Duston SchoolWhen CILIPSLG visited the award winning library at the Duston School, we were shown a copy of their library skills booklet that every student works through.  We were invited to take copies home for ourselves, and I was so impressed that I asked if I could share it with you all on Heart. As well as downloading from the Issuu site, you can download from the Box files as well.   Visit the school webpage here: http://thedustonschool.org/  If you have similar booklets you would like to share with us, please email me on the Contact address.

How to Tweet

Have you wanted to dip your toe into Twitter, but been held back by a lack of know-how?  Well now you can jump straight in, with a new How-To Guide created by John Iona.  Beautifully simple with clear pictures, you will soon be tweeting away!  Have a look in the How To folder in the Box files on the right of the Heart front page, to download your copy now.  If you use or reproduce anything in any of the folders, please have the courtesy to acknowledge the librarian who put a lot of hard work into creating these resources.  Thank you!

Are you involved in delivering the EPQ?

Are you involved in delivering the EPQ in your school?  School librarians are increasingly being asked to get involved with this, with various levels of involvement.  For some, it involves stocking their libraries with books especially for the project, for some, supporting lessons, and for some, like John Iona of Oasis Academy in Enfield, it involves leading the project.  I asked John to write about his experiences for Heart.  John says:

‘I was asked to be responsible for the management, planning, development and delivery of the Extended Project Qualification (EPQ) course at level two in 2011-12, with a pilot group of ten year 11 pupils. For this course, pupils are able to choose a topic they are interested in and formulate a question around this topic. They then have to plan their project, carry out their research and then write up their findings in the form of an essay. The model is that of a university dissertation, and is based around pupils building upon and demonstrating their independent learning skills  For me, the course involved teaching pupils the skills they will need to complete their research project, which involved planning and delivering lessons that covered the full research process.
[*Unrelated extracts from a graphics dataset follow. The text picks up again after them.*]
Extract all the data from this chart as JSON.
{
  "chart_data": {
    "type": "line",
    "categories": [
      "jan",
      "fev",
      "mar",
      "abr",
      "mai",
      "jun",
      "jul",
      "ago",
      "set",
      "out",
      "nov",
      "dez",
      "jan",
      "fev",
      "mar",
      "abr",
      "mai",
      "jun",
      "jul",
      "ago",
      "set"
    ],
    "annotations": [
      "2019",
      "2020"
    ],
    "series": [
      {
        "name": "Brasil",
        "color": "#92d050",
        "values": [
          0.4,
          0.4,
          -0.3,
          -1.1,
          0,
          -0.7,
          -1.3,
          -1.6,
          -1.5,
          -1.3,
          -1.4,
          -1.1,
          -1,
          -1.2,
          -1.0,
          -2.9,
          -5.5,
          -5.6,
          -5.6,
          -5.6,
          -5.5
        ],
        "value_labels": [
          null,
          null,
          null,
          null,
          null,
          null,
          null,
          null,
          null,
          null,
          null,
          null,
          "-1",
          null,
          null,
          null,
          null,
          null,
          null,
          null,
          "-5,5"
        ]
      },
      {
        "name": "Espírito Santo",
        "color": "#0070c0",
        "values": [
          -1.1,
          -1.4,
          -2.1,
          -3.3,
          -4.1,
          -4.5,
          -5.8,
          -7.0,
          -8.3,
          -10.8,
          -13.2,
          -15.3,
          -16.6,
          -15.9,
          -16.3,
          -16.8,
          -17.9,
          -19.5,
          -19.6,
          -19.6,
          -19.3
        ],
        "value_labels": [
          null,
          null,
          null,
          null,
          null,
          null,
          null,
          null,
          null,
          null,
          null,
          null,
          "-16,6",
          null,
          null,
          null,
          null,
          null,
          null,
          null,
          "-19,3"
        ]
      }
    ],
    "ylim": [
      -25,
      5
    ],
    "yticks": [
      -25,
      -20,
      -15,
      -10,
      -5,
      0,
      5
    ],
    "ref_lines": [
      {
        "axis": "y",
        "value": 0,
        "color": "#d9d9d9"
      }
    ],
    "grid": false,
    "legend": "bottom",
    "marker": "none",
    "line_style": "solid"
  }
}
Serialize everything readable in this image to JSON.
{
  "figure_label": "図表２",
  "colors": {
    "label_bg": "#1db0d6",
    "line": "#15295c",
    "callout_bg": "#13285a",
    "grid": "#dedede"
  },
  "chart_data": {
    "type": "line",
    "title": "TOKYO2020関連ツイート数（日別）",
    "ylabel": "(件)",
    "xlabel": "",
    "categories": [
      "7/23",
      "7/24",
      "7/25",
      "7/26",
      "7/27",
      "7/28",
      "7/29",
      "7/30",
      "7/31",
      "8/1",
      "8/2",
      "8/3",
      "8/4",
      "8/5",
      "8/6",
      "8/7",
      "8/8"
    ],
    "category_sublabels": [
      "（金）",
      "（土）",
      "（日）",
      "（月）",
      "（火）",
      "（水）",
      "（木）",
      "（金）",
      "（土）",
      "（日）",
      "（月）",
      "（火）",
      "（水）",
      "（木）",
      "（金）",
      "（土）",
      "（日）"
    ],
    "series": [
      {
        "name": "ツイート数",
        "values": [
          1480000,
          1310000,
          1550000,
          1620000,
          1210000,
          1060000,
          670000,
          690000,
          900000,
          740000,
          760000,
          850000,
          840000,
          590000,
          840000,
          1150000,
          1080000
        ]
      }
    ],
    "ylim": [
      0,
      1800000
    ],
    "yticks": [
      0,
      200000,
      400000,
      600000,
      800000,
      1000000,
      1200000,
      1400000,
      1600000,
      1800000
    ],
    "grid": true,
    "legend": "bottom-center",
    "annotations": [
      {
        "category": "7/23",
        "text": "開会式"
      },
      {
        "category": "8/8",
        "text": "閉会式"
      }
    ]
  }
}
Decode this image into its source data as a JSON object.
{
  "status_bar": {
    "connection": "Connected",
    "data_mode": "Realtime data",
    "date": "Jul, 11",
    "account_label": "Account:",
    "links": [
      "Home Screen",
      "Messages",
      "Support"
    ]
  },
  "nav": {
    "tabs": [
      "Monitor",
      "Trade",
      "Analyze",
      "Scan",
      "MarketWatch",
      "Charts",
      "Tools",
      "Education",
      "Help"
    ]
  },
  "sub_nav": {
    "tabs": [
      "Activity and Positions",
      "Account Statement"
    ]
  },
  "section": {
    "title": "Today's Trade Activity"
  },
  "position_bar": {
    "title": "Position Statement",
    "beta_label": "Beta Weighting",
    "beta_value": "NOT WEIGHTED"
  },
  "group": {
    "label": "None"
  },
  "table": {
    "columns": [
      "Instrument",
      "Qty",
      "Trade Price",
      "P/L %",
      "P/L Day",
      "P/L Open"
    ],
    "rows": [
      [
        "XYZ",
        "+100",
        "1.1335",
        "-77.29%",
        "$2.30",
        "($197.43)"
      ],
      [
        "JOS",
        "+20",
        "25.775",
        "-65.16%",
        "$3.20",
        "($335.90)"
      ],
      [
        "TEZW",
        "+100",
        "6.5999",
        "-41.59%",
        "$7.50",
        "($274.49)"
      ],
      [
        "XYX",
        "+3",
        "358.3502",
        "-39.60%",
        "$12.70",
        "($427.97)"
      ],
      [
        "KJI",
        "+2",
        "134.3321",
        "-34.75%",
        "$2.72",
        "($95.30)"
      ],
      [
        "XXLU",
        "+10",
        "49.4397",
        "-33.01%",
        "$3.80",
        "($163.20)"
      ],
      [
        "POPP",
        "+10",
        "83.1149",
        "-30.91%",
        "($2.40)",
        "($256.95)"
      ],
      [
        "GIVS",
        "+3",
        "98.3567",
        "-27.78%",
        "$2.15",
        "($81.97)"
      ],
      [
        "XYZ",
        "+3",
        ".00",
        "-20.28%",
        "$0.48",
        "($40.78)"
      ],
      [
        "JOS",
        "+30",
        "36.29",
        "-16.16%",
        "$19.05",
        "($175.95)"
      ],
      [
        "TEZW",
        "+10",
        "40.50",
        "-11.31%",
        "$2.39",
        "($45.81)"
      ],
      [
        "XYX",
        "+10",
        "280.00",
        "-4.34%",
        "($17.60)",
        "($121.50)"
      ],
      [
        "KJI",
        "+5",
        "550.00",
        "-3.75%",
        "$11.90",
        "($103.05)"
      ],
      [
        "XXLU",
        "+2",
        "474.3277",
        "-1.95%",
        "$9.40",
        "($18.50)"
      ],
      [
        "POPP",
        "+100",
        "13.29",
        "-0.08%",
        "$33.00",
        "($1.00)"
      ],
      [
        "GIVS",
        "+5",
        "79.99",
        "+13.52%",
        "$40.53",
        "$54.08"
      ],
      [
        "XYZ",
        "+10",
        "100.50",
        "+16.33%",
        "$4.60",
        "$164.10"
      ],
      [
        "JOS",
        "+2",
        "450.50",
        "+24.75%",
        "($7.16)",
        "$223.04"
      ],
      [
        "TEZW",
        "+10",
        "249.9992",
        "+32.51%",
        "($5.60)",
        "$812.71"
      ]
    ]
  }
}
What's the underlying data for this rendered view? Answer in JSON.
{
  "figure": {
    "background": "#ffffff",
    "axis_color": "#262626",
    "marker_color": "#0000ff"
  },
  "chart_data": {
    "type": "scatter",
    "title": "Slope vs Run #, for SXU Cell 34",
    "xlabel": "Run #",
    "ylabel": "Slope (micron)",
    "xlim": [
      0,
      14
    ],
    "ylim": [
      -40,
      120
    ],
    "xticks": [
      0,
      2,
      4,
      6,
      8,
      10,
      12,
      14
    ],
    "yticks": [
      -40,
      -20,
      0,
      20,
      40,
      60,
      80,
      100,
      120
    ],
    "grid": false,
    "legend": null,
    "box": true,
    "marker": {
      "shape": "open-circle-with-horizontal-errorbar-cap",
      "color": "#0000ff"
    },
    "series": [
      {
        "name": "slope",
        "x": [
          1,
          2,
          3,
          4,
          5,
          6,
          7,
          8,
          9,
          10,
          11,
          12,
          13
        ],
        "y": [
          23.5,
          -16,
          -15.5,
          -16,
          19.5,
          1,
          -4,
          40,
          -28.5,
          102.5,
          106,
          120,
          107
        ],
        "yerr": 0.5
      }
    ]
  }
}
As I was managing the course, I had to ensure that what I delivered would cover the assessment objectives demanded by the course specification, and so lessons were integrated over the year to teach pupils what they needed at the relevant stage of their project work.  This year, I now have 40 year 11 pupils on the course, and have EPQ Supervisors to help to mentor students on the course and mark projects. Having learned lessons from our pilot year, I have planned to deliver the teaching element through a pilot project at the beginning of the year. This will give me the chance to teach and model, and pupils learn and demonstrate, the skills pupils will use for their own projects. I will then give shorter sessions at relevant points when pupils are working on their personal projects, in order to refresh them on the skills they should be using and demonstrating in their work. This year will also use a much tighter time-schedule with firmer and numerous deadlines for pupils’ work, to ensure the best success-rate possible and more robust, targeted support to pupils.From a personal point-of-view, my role in delivering this qualification has been a challenging but rewarding one and has developed my own skills in terms of managing teaching and learning. More generally, the EPQ is a course which all Librarians should seek to be involved in, in some capacity, if it is delivered at their schools. Librarians have the expertise in the the skills it demands of students, and therefore will have much to offer in the teaching and supporting of students on this course.’

If you are interested in learning more about running the EPQ course, and getting training yourself, the School Library Association is running an online course with School Librarian Sarah Pavey.  Have a look at the course here.   And finally, if you are on Diigo you can join the EPQ group and share useful bookmarks here.  Have a look at this fantastic guide  to the EPQ  created by School Librarian Lesley Watts from the King Edward VI school.  This is on Issuu, and will not be visible on iPads  due to rights reasons.